La tensión entre Eslovaquia y Hungría

Izabela Barlinska


Los incidentes en la frontera eslovaco-húngara no permitieron al Presidente de Hungría inaugurar en Komarno, ciudad eslovaca donde predomina la minoría húngara, un monumento de San Esteban, rey que trajo el cristianismo al gran estado húngaro multinacional del siglo XI. El impedir el paso al Presidente no sólo se ha interpretado como un incidente diplomático, sino también como una violación de las reglas de la UE sobre la libertad de movimiento.

Las causas del deterioro en las relaciones eslovaco-húngaras hay que buscarlas, además de razones históricas, en la situación política y económica actual en ambos países.
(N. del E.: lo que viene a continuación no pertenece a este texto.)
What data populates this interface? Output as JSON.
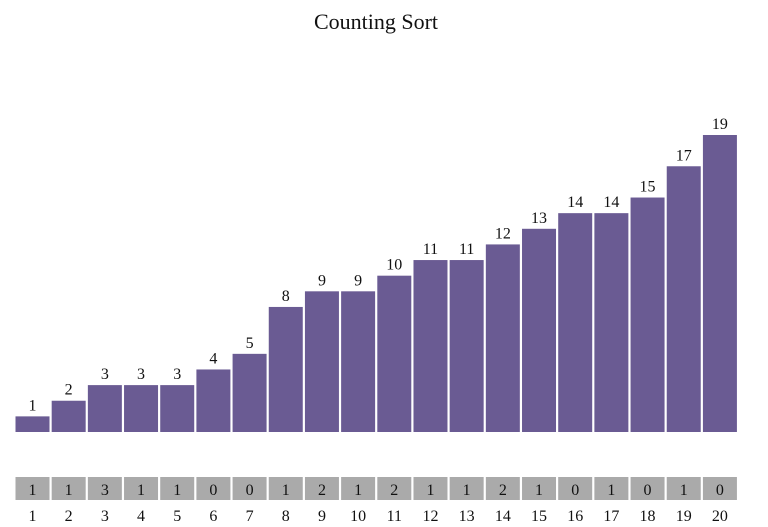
{
  "chart_data": {
    "type": "bar",
    "title": "Counting Sort",
    "categories": [
      1,
      2,
      3,
      4,
      5,
      6,
      7,
      8,
      9,
      10,
      11,
      12,
      13,
      14,
      15,
      16,
      17,
      18,
      19,
      20
    ],
    "values": [
      1,
      2,
      3,
      3,
      3,
      4,
      5,
      8,
      9,
      9,
      10,
      11,
      11,
      12,
      13,
      14,
      14,
      15,
      17,
      19
    ],
    "counts": [
      1,
      1,
      3,
      1,
      1,
      0,
      0,
      1,
      2,
      1,
      2,
      1,
      1,
      2,
      1,
      0,
      1,
      0,
      1,
      0
    ],
    "ylim": [
      0,
      19
    ],
    "grid": false,
    "bar_color": "#6a5b93",
    "count_box_color": "#aaaaaa"
  }
}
La adopción por el Parlamento eslovaco de una nueva ley sobre la protección de la lengua nacional, que obliga usar la lengua eslovaca en las instituciones públicas, ha provocado una gran preocupación entre la minoría húngara que reside en las zonas fronterizas de Eslovaquia y que constituye el 10% de la población del país. Las organizaciones y los políticos húngaros acusan a Bratislava de restringir sus derechos y de discriminación. Por su parte, las autoridades eslovacas alegan que los representantes políticos de la minoría húngara exigen un grado muy alto de autonomía territorial, y que están respaldados tanto por el gobierno húngaro como por grupos nacionalistas radicales.

Es cierto que en Hungría se ha notado el aumento de popularidad de los grupos radicales y nacionalistas, debido probablemente a la crisis económica. El partido ultra derechista, Jobbik, que ha obtenido el 15% de los votos en las elecciones europeas, es el mayor beneficiario del creciente conflicto. En Eslovaquia, el catalizador del conflicto es el gobierno populista formado en coalición con dos partidos anti-húngaros. La crisis económica ha hecho que el gobierno utilice cada vez más la cuestión de “la amenaza húngara” para distraer atención de los problemas económicos y los escándalos de corrupción.

Según la evaluación de la UE, la ley es conforme con las normas aceptadas en la UE, aunque se necesita aclarar los reglamentos de aplicación. No hay que esperar, sin embargo, que mejoren las relaciones entre Budapest y Bratislava. Ninguno se muestra interesado en llegar a una solución de compromiso en el conflicto. Parece que han sido olvidadas las palabras legendarias del rey Esteban que “un país de una fe y una lengua es un país débil.”